Комиссару слышится приторный шепоток отвергнутого ухажера; шепот исходит из его собственных уст. Он торопливо отдергивает руки, которые по непонятной причине тянутся к Майке.
— Что бы ни случилось, вы должны оставаться на стороне Себастьяна. Он…
— Посмотрим, там будет видно.
Она вытирает повлажневшее лицо и приглаживает волосы. Еще пять секунд — и она снова превратится в непроницаемую галеристку, в управительницу чужих судеб, продавщицу преображенной в художество скорби. Еще три секунды…
— Не наделайте ошибок! Предоставьте все дальнейшее мне!
— Валите отсюда!
Она не орет; она формулирует вежливую просьбу. Комиссар повинуется. Дверной звоночек проиграл «Радость, пламя неземное»[25]. Майка, подойдя к окну, глядит ему вслед, наблюдая, как он мелкими шажками удаляется по тротуару, так высоко задирая колени, словно каждый раз перешагивает через незримый порог. Путь до конца квартала занял нестерпимо долгое время, а дойдя, Шильф, вместо того чтобы завернуть за угол, просто растворяется в воздухе.
7
У Риты Скуры сегодня выдался паршивый день, из тех, которые с каждой минутой становятся все паршивее и паршивее. Когда время подходит к четырнадцати часам, она обреченно садится в одно из кресел, которые во множестве расставлены на всех этажах на случай, если кому-то вдруг станет плохо. Даже если закрыть глаза, перед ее взором продолжают двигаться шаркающей походкой фигуры в купальных халатах, а в ушах стоит шлепанье тапок без задников, надетых на босу ногу. С самого утра ее окружает одуряющий запах дезинфекции, которая, по идее, должна бы вызывать представление о чистоте, на деле же вызывает только мысли о перхоти, пролежнях и вскрытых нарывах. С таким же упорством Риту преследуют неоновые трубки. Даже на здоровых лицах они рисуют жалкую гримасу болезни, а солнечный день за окном превращают в издевательскую декорацию, такую же неубедительную, как альпийская панорама шоколадной рекламы.
Рита Скура еще достаточно молода для того, чтобы считать здоровье делом соответствующего внутреннего настроя. В таких местах, как это, она чувствует себя чужой. Тот факт, что люди протыкают друг друга металлическими предметами или расчленяют на кровавые куски, представлялся ей всегда более сносным, чем физический распад, которым сопровождается так называемая естественная смерть.
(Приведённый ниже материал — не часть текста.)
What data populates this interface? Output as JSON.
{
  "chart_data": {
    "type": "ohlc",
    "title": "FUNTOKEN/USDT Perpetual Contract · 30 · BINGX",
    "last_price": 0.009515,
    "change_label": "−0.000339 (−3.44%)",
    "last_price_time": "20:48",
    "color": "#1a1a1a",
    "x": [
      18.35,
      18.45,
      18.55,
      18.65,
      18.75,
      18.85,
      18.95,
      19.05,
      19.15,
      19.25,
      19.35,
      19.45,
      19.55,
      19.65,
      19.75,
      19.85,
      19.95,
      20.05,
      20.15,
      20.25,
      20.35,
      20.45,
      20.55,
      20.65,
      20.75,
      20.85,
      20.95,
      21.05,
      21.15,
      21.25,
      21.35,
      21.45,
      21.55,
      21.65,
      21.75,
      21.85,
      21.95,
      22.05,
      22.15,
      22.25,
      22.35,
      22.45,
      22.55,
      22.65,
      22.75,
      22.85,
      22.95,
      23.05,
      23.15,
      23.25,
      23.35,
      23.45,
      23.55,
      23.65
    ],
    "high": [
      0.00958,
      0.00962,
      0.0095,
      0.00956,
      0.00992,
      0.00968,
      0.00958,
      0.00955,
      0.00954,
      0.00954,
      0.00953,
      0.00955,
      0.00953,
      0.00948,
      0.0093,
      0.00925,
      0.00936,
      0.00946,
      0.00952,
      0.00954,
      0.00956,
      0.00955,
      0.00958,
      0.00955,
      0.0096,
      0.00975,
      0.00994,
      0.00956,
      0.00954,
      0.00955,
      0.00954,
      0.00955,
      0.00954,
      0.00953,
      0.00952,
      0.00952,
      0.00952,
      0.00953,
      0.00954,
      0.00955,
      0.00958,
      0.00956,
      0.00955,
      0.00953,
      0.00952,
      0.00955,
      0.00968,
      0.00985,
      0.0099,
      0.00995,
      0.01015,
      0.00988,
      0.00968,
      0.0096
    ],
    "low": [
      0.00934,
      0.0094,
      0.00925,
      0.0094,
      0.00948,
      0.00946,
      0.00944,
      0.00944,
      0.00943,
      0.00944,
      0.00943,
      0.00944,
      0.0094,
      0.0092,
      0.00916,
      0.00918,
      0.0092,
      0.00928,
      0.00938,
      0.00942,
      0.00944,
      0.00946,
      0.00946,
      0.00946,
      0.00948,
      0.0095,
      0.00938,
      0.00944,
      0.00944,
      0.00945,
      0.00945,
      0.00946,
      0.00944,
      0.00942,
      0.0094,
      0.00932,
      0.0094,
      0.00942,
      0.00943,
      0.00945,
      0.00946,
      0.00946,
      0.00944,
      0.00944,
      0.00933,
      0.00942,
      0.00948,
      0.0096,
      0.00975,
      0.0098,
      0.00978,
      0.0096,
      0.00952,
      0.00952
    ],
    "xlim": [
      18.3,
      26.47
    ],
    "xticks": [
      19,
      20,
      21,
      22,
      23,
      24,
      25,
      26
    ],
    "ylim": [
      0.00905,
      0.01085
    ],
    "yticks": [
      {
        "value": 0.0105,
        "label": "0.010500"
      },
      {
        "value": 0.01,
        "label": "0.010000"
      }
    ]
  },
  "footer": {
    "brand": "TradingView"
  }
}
Глядя на то, чем завершается жизнь со всеми ее радостями, поневоле задумаешься, ради чего такие люди, как Рита, изо всех сил гоняются за субъектами, которые всего-то и сделали, что заменили мучительно долгое умирание скорой смертью. Истинных преступников — болезни, неизбежную смерть и страх перед ней — никто не схватит и не посадит за решетку.
Риту, пока она, затянутая в плотно облегающую шерстяную кофту, сидит в глубоком кресле из бездушного кожзаменителя, подобные мысли не посещают просто потому, что она к таким размышлениям не предрасположена. Она озабочена только тем, что зря теряет время. Рита не очень давно служит в своем ведомстве, но тотчас же чувствует, когда расследование начинает вязнуть и дело не трогается с места. Уж что-что, а тупики Рита ненавидит всей душой!